17. 最善をつくしても悔いは残る

 馬術の試合では、仮りにそれが自分なりに最善をつくしたつもりの試合であったとしても、その試合に負ければ 必らず悔いが残るものです。
 さらにいえば自分なりに最善をつくしてその結果幸いにも試合に勝ったとしても、何らかの悔いが残るものです。 よくスポーツ選手の話を聞いていると、「最善をつくしたから負けても悔いは残りません」等と馬鹿なことをいう 選手がおりますが、最善とは一体どういう意味なのか、その人がやった最善とは神様でもこれ以上はできないという 絶対的な最善だったのでしょうか。

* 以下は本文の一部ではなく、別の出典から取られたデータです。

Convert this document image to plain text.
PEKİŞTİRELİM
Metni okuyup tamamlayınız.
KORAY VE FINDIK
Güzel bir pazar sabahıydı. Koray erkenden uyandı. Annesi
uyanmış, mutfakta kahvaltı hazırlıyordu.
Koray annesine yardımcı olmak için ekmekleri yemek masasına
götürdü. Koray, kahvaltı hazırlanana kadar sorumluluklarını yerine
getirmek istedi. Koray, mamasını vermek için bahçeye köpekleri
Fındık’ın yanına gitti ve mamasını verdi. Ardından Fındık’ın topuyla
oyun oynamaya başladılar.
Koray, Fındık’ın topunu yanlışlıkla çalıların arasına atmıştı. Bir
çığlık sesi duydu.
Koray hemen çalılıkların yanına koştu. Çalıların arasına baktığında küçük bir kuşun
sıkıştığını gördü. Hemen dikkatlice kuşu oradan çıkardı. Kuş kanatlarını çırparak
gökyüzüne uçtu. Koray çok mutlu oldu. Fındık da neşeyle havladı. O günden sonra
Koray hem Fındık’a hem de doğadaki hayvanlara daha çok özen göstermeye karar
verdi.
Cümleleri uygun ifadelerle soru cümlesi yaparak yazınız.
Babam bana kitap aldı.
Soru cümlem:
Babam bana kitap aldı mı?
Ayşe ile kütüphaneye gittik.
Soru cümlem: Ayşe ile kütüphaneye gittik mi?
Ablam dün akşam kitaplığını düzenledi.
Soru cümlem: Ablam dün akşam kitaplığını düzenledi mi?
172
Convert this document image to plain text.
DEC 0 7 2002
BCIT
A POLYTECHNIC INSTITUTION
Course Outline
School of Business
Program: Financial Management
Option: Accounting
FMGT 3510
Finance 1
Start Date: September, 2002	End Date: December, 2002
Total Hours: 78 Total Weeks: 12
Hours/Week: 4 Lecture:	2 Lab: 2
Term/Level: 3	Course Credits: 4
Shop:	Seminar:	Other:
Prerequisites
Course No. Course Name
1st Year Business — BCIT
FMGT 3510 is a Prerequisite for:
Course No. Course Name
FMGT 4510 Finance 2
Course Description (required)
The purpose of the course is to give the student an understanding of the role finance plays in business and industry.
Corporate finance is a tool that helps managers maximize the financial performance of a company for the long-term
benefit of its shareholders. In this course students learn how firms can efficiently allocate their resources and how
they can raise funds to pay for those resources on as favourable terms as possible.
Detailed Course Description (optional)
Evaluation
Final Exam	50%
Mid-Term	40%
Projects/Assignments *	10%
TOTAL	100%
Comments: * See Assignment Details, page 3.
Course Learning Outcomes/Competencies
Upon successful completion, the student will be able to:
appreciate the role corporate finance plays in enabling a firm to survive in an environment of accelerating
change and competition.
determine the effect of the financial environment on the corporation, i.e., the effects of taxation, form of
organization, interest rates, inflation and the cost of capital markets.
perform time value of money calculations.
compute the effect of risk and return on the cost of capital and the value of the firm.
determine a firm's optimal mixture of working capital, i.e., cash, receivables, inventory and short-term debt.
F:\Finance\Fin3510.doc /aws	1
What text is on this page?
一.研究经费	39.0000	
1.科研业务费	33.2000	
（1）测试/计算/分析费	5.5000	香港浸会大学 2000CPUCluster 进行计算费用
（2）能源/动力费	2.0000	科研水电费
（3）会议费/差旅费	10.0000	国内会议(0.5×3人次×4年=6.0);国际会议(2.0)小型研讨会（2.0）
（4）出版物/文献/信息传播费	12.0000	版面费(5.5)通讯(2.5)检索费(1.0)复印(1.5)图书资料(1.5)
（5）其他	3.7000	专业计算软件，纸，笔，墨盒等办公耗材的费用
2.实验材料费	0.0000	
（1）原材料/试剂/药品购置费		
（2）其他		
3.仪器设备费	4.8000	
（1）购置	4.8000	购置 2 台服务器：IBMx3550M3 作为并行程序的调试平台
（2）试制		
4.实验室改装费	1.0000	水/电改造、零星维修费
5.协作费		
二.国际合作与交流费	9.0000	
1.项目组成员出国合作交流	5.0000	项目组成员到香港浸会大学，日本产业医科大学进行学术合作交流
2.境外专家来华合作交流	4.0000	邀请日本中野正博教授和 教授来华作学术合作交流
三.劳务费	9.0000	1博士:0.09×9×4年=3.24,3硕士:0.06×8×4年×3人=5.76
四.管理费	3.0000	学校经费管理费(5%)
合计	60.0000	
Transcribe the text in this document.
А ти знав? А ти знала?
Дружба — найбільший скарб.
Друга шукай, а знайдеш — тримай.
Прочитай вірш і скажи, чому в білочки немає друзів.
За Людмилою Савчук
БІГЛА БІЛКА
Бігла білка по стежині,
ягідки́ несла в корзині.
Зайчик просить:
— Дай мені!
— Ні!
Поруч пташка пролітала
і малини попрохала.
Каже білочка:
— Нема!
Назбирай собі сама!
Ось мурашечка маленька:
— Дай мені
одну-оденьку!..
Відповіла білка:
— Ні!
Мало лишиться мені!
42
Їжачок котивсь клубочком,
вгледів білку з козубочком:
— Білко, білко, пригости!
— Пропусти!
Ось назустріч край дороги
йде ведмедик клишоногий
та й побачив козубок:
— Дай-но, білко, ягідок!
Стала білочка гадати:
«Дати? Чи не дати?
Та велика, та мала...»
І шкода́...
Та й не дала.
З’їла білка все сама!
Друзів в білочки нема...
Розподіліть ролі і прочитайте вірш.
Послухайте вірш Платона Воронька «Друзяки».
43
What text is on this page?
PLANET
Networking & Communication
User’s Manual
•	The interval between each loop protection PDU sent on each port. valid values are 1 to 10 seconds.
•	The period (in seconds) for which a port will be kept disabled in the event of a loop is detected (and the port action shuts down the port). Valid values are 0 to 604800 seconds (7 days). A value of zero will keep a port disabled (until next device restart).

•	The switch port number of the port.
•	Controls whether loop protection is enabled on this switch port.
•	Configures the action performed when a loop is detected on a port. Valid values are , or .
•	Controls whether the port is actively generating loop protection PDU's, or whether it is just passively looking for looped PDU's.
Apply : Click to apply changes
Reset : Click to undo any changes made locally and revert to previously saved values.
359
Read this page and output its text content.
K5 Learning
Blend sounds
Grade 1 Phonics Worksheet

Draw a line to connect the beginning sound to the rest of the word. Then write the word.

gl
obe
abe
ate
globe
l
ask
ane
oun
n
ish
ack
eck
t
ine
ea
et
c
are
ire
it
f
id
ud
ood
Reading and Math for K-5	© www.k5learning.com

 私は決してそんな絶対の最善なんてあり得るはずがないと思います。
 もしその選手の言う最善が、その選手の絶対の最善であったとしたら、こんな惨めなことはありません。
 なぜならば、自分の限界はここまで、もうこれ以上はどのように練習方法をかえてもぜったいに駄目です、 彼にはかないませんということになり、もし自分に勝った相手が最善をつくしていなかったとしたらさらに惨め ではありませんか。
 それでも悔いは残らないのでしょうか。
 自分では最善をつくしたつもりでも、どこかにもっと良い方法があるのではなからうか。「悔しい!今度こそ 必らず」と思うからこそ次の飛躍があるのです。
 また仮りに競技で優勝したとしても馬術の場合は満点の80パーセントが今迄の最高得点です。それなら、 少しでも100パーセントに近づきたいとさらに努力すべきです。
まして試合に負けて悔しがりもせずに言い訳をする者は論外です。
たった一度の人生、負けてたまるか、挫折したり失敗したらせいいっぱい悔しがり、次の目標に向ってつき進む のが本当の悔いのない人生だと思います。